Pradeep S. Mehta | Global summits to mass movements: Creating G-20 that reaches all

The biggest opportunity in front of India and Global South today is to make its G-20 presidency inclusive by creating mass awareness

The world is facing many challenges, including a global debt crisis, the impact of climate change on livelihoods, global supply chain disruptions, and increasing conflicts between countries. Thanks to the social media and fast digital news, people across the world are aware of every small or big problem. Such an “information overload” can cause panic and worry among the citizens about their future. We need to demystify issues and reach out to ordinary people so they are not apprehensive or ignorant about what our government is doing to project our achievements on the international stage.

The sphere of international politics and decision-making seems like a place far away from an ordinary person’s reach. As a result, even if the citizens want to bring about a change, they don’t know the path they need to take. However, as India has so far highlighted through its G-20 presidency, every challenge presents an opportunity.

And the biggest opportunity in front of India and the Global South today is to make its G-20 presidency inclusive and ambitious by creating mass awareness. The last G-20 summit meeting was held in Indonesia, in November 2022, this year’s summit will be held in India in September this year, while the next two will be held in other developing countries -- Brazil and South Africa. On a different note, it can be termed as an IBSA construct. Alas, people’s participation did not receive the desirable attention in the group’s deliberations.

Time for Mass Movements: In a recent speech, Prime Minister Narendra Modi had insisted that all environmental concerns must be pursued as a “personal cause”, arguing for a more pervasive shouldering of responsibilities associated with it. Most estimates foresee a failure to meet the target of lower temperature. As conventional levers of policy fail to deliver the desired results, the criticality of a mass-driven transformation becomes even more acute.

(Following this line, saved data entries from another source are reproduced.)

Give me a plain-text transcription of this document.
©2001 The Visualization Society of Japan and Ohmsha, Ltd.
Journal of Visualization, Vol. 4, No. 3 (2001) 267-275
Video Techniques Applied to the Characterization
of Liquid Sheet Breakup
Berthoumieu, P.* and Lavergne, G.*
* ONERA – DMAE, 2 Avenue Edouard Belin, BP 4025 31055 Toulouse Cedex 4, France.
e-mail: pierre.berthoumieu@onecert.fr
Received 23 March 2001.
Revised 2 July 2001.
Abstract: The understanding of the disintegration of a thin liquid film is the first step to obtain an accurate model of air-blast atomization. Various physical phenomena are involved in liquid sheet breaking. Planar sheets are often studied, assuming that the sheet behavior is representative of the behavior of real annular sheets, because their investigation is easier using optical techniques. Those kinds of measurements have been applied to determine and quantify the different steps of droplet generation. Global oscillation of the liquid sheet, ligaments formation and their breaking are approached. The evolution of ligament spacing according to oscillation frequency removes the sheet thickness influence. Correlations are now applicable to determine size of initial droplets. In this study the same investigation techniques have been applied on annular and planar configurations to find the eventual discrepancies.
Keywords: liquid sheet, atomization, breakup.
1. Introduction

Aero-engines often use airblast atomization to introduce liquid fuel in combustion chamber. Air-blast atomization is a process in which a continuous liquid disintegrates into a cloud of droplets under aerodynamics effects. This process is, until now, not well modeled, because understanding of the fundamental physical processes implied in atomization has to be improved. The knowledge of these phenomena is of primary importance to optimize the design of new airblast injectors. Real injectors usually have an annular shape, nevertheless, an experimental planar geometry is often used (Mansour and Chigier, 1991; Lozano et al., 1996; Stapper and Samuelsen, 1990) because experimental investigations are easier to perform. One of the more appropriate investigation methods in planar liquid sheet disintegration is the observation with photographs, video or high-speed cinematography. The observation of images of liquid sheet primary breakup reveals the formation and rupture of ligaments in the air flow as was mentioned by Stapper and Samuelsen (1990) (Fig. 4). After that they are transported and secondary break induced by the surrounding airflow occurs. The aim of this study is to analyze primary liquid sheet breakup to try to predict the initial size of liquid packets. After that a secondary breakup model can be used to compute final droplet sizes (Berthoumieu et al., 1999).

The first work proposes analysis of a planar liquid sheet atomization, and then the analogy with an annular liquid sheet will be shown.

Jan Bhagidari”, an Indian term which loosely translates to “People’s Partnership”, could offer a solution for many of our challenges. Here, it is pertinent to note that the “Jan Bhagidari” initiatives envisage people to be the drivers of the change that they desire.

Instead of being yet another “top-down structure”, they are required to stimulate people to be the primary drivers of change. This is more proactive than the definition of public participation in Brazil or South Africa, where this movement should be taken forward over the next three years.

People can play a significant role in determining a “transformative agenda” in the chosen areas. As the government rightly pitches for a reorientation of the policy architecture, it must devise a “trigger mechanism”, which would set the ball in motion, based on the “nudge theory”. The “nudge theory” is based on the idea that by shaping the environment, one can influence the likelihood that one option is chosen over another by individuals.

Growing Value of Climate Consciousness: “Climate Consciousness” is gaining currency among the youth and children in all parts of the world. Thanks to many activists including Greta Thunberg, who have dedicated themselves to the cause and taken part in various protests. Many millennials now regard “environmental responsibility” as an indispensable component of their vision for collective progress. Governments must focus on expanding this base, as well as extracting maximum mileage of their ability to shape the future discourse.

India’s Mission LiFe (Lifestyle for Environment) seeks to inculcate a sense of trusteeship in every individual, in our long-term fight against climate change. Seemingly small changes on an individual level in consumption patterns could deliver major results in the long run.

Integration with Policy Architecture: To fully unlock the potential of mass movements, the policy architecture must be revamped in such a way that it optimises its elements to maximise the collective output. The Government of India routinely publicises “good practices” across multiple platforms. Campaigns on issues such as “cleanliness”, “environment consciousness” etc in India have had a positive impact on the behaviour of the masses over the decades.

In this context, the role of public representatives cannot be understated, if mass movements are to be made “impactful”. As public representatives enjoy the privilege of being directly connected with citizens, they have specific insights about behavioural patterns. Legislators at the local, provincial and federal levels are in a position to provide critical inputs at the stage of stock-taking of such exercises, along with social clubs and civil society organisations.

The Way Forward: During its G-20 presidency, India could pitch for a three-year action plan on the aforementioned lines to all the other G-20 members and the larger family of the Global South, which includes Brazil and South Africa as the next two hosts, or as an IBSA project.

A framework could be put in place, which takes into account local specificities. The G-20 members may also decide on a common toolkit to measure progress on climate-conscious human behaviour. An information bank of good and bad practices could be created, which would enable governments to study and learn from each other.

Helping create a more “climate responsible” world could well be the defining moment of India’s G-20 presidency, which seamlessly blends with our belief in the principles of “Vasudhaiva Kutumbakam” -- or the “World is One Family”. That can happen only with a bottom-up approach, which means “bottoms up”.